Of course such calculations ignore financial aid; it's important to remember that as Ivy League tuition has risen, the percentage of students paying the full amount has fallen. Nobody gives numbers for the cost of college after financial aid, because colleges are secretive about how much aid they give out, which makes the calculation difficult. But I have seen it claimed that for a child of parents at the median income, an Ivy League tuition costs less in real terms now than ever before.

G. Verloren said...

@John

Who in their right mind is going to believe such a claim without any numbers whatsoever to back it up, though?

That's like putting down your wallet for a moment, then coming back to find it gone and someone holding one that looks just like it busily rifling through the contents, and then simply believing them when they tell you "Oh no, this is mine, not yours - but I refuse to prove that claim by letting you look inside."

These are for-profit schools. These are businesses. These are multi million dollar corporations, with deep pockets and teams of lawyers and lobbyists influencing the law to serve their financial interests. They ruthlessly dominate their local economies and communities to an absurd degree. They are practically modern day fiefdoms, beholden only to the highest powers in the land, whom they quietly appease through special favors.

And remember - financial aid is chiefly drawn from taxpayer money, not from the profit base of the school. The very fact that a greater number of students today receive financial aid actually means the rise in tuitions is even less justified, as it means schools are today receiving a much larger percentage of money from the government where before they received almost nothing.

Previously, you didn't need financial aid to attend Harvard - you could quite realistically get by working a part time job at minimum wage. Today, that's flatly impossible, and the government has to make up the difference, while the Ivy League schools pocket the difference.

So where does all that extra money go? How has tuition cost risen so astronomically? What has driven up the cost so very much?

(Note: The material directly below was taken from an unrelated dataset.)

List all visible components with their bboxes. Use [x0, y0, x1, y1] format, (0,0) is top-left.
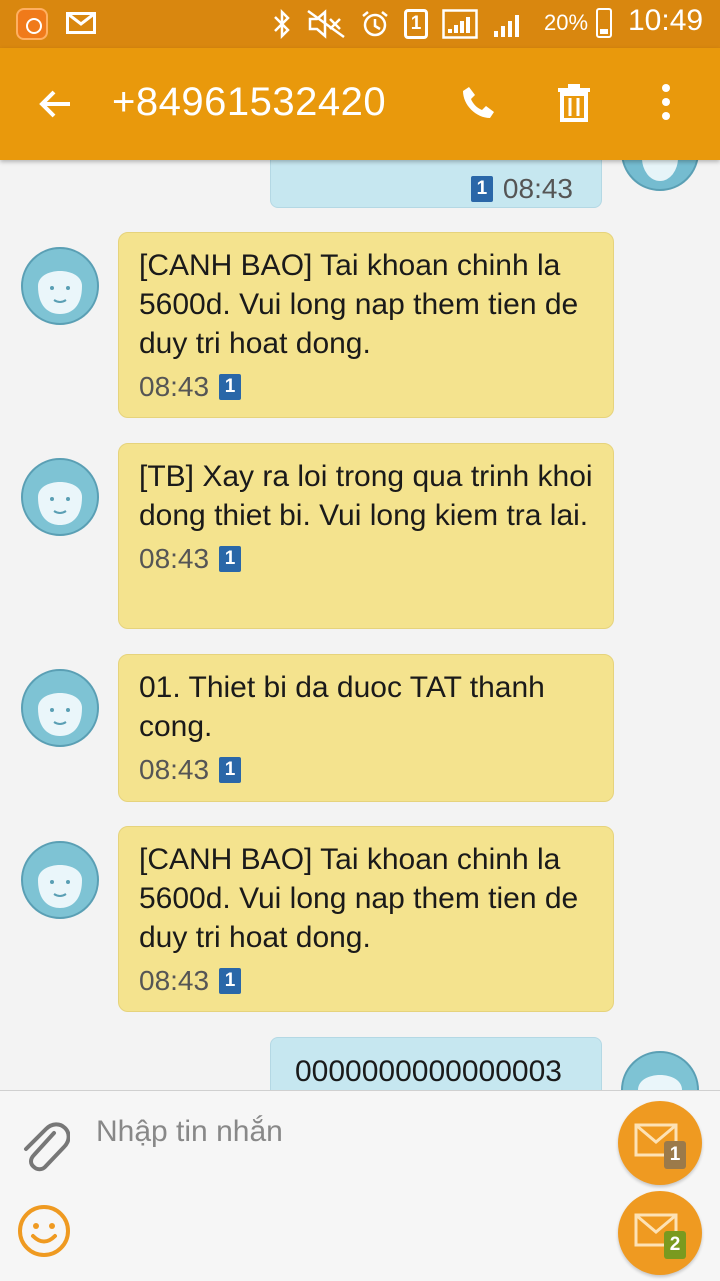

Well for one thing, wages for key figures in the administration have ballooned catastrophically. You can find school presidents at public universities whose annual salaries are literally 500 times the cost of tuition. College sports coaches routinely rake in millions, while the student athletes actually busting their asses on the field receive no actual pay whatsoever, their only compensation being in "financial aid" - which, again, comes overwhelmingly from taxpayer money, and which can be denied effectively on a whim to exert control over the athlete.

This all coincides eerily with growing inequity in America over the past forty years. According to the Economic Policy Institute, the average CEO has seen their pay rise 941% since 1978. Meanwhile, over the same period of time, the average worker's pay has risen 10%. The leaders of the 350 largest companies in America receive 276 times as much pay as their average employees.

So is it any wonder that as college tuitions continue to rise, the number of school administrators who are multi millionaires is also rising dramatically, and has been for decades?

We live in a mercenary society. Our schools care less about teaching people than about making money. Our hospitals and doctors care less about healing people than about making money. Our politicians care less about representing people than about making money. And they do everything in their power to maximize profits while giving out just enough bread and circuses to keep the public complacent and compliant.

These institutions badly need to be reformed. These are the fundamental systems that the whole of our society relies upon for the wellbeing of all of us. How in the world can we justify a for-profit education system, a for-profit healthcare system, and a for-profit justice system?

These are the basic, foundational institutions that keep our society operating healthily, that are inextricably vital to serving the public good - they need to operated in a fiduciary manner, and not be allowed to betray the needs and the trust of the people in service to the pursuit of naked greed.